In a car or home loan, your debt is backed by collateral – your car or home. However, in a Personal Loan, your debt is not backed by anything, which is why it is also be called an unsecured debt. Another name for loans with no backing is the signature loan. Loans that come with backing are known assecured loan.
Thus, for personal loans, the lender cannot seize any assets if you default. However, you aren’t off the hook that easily, as your credit score will take a hit.
Because these loans aren’t backed by anything, they usually come with a higher interest rate to offset the additional risk incurred by the lender. However, this may not be the case if you have good credit. If you have execellent score you might just qualify for a personal loan that charges zero percent interest for a year. Oftentimes, these types of loans come as credit cards.
Where can I get a Personal Loan?
The bank can give you a deal for a personal loan, but you may want to check with your local credit union. Since credit unions are not for profit, they can give you a lower interest rate than banks.
Additionally, there are some websites where you can lend or borrow to and from your peers. The Lending Club is an example.
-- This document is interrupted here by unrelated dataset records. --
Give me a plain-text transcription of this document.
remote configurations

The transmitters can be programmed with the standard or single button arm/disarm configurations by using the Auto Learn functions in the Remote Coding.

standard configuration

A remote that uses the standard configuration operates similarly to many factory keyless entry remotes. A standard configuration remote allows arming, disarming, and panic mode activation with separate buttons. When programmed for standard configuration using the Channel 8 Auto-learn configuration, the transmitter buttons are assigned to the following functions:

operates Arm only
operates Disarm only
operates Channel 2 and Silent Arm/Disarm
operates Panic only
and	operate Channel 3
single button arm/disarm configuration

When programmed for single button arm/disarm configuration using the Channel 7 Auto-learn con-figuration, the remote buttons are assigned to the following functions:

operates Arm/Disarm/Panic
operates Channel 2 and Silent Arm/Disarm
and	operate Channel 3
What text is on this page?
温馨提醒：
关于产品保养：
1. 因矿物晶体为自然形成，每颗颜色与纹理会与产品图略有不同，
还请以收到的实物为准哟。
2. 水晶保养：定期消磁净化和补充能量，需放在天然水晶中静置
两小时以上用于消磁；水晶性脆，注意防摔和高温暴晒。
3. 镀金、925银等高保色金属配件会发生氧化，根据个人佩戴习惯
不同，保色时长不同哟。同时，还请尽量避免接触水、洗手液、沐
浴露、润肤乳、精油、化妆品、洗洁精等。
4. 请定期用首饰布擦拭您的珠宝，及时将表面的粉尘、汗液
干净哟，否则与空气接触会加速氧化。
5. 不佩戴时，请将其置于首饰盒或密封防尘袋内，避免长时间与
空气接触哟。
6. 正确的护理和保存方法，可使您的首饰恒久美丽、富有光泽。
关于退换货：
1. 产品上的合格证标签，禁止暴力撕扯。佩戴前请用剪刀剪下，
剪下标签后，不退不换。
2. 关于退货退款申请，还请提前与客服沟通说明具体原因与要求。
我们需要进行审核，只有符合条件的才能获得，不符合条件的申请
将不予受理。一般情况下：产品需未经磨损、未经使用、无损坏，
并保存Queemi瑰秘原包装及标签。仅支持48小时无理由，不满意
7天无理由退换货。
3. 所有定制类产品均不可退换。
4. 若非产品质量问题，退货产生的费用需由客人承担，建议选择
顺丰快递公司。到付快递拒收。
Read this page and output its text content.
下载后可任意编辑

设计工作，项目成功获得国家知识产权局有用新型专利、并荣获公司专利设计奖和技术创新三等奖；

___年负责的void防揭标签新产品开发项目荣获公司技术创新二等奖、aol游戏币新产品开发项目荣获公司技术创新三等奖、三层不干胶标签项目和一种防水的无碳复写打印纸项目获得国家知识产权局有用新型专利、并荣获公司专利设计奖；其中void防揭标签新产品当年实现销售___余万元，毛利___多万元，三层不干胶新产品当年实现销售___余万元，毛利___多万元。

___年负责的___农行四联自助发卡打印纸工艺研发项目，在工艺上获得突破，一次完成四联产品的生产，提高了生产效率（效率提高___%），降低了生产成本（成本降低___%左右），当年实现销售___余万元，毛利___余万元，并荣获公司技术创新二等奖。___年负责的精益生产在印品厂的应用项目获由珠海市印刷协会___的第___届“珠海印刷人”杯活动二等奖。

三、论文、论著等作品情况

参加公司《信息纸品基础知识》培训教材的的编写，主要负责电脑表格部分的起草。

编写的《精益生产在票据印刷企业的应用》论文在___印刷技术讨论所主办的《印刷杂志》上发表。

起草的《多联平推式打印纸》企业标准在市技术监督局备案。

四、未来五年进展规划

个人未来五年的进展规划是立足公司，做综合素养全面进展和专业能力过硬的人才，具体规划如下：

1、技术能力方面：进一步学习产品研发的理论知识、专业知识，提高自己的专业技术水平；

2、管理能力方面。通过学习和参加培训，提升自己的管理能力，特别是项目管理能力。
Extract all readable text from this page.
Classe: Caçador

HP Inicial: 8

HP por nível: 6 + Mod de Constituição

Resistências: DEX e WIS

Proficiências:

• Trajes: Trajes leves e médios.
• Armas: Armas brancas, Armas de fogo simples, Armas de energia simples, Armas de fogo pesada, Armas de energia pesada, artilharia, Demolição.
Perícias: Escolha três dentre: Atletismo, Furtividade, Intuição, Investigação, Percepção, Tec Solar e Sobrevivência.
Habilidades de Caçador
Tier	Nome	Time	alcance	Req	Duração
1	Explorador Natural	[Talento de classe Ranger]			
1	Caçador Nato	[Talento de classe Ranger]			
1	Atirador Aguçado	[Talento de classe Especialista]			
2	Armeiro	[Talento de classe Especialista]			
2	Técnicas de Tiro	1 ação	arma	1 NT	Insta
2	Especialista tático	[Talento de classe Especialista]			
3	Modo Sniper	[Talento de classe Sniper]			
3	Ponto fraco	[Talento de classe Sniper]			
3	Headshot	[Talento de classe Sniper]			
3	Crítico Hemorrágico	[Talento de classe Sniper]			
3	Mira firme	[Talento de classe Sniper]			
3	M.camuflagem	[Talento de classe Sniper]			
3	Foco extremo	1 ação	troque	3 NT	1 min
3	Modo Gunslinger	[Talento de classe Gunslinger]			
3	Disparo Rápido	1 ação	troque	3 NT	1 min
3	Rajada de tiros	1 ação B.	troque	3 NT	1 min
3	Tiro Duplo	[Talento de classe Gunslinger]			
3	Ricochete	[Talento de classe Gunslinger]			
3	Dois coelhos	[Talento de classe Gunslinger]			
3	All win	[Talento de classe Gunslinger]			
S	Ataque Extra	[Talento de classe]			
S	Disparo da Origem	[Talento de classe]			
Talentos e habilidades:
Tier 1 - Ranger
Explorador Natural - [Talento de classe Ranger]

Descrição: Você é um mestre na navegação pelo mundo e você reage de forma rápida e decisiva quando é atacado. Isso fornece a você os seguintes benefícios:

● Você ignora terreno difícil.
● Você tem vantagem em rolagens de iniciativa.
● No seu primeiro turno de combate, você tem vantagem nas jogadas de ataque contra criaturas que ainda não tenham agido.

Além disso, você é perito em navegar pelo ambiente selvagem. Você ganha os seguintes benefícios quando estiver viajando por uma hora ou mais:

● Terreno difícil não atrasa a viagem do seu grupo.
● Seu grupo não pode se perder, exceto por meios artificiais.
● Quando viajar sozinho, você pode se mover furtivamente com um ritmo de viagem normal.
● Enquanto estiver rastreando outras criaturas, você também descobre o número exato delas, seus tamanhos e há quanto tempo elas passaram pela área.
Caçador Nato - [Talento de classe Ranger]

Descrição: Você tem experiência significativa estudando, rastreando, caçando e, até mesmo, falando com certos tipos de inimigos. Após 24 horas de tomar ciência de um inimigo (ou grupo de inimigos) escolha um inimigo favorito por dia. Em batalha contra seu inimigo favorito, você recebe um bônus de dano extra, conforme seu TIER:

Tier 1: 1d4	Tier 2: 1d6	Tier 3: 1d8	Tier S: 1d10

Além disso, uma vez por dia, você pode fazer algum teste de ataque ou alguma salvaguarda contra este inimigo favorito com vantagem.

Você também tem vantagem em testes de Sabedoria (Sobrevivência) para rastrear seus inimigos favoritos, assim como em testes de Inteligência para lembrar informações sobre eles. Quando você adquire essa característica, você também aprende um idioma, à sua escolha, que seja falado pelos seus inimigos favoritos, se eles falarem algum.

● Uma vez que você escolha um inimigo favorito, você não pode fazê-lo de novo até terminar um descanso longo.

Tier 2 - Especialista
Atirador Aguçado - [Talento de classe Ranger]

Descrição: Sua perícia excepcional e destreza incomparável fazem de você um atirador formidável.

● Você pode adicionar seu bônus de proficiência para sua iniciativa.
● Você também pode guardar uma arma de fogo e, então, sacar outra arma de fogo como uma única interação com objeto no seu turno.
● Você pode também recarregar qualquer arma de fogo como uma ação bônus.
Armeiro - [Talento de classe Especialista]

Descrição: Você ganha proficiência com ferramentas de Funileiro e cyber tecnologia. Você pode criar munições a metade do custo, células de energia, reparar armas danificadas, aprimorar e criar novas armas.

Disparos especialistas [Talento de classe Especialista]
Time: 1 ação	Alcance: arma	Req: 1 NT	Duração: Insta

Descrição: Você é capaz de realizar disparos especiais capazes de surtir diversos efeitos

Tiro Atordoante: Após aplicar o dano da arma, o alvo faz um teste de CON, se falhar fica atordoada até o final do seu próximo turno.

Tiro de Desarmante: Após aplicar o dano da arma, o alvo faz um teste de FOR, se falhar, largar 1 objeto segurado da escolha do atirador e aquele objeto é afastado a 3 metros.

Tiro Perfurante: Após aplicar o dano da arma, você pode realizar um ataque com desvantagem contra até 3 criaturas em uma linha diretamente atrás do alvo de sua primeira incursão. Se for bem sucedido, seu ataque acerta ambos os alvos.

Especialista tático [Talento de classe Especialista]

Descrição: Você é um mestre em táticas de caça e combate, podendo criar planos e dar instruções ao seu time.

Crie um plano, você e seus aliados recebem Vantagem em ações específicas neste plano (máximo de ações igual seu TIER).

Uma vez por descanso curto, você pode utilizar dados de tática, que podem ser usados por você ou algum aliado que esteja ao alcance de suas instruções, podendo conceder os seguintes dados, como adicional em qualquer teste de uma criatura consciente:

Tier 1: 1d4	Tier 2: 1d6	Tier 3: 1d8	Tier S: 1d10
What should I do before applying for a loan?
When asking about loans, the lender will be checking your credit score by pulling a hard inquiry, which may lower your credit score by a few points. If you need to check with multiple lenders, be sure to do so all in a short period of time, as that will save your credit score from dropping too drastically.
Note that the lender has the right to pull a report, even for loans that have no minimum credit score requirement!
You’ll also want to check for any hidden or additional fees. Even if you get a low interest rate on the borrowed amount, there may be anorigination fee, which you pay upfront for any loan. This cost goes to processing the loan, and may be almost 5% of the borrowed amount.
When debt is financed, you probably end up paying a lot more than the total loan amount. Make sure you check the Total Amount Repayable (TAR), which can tell you exactly how much you’re paying overall.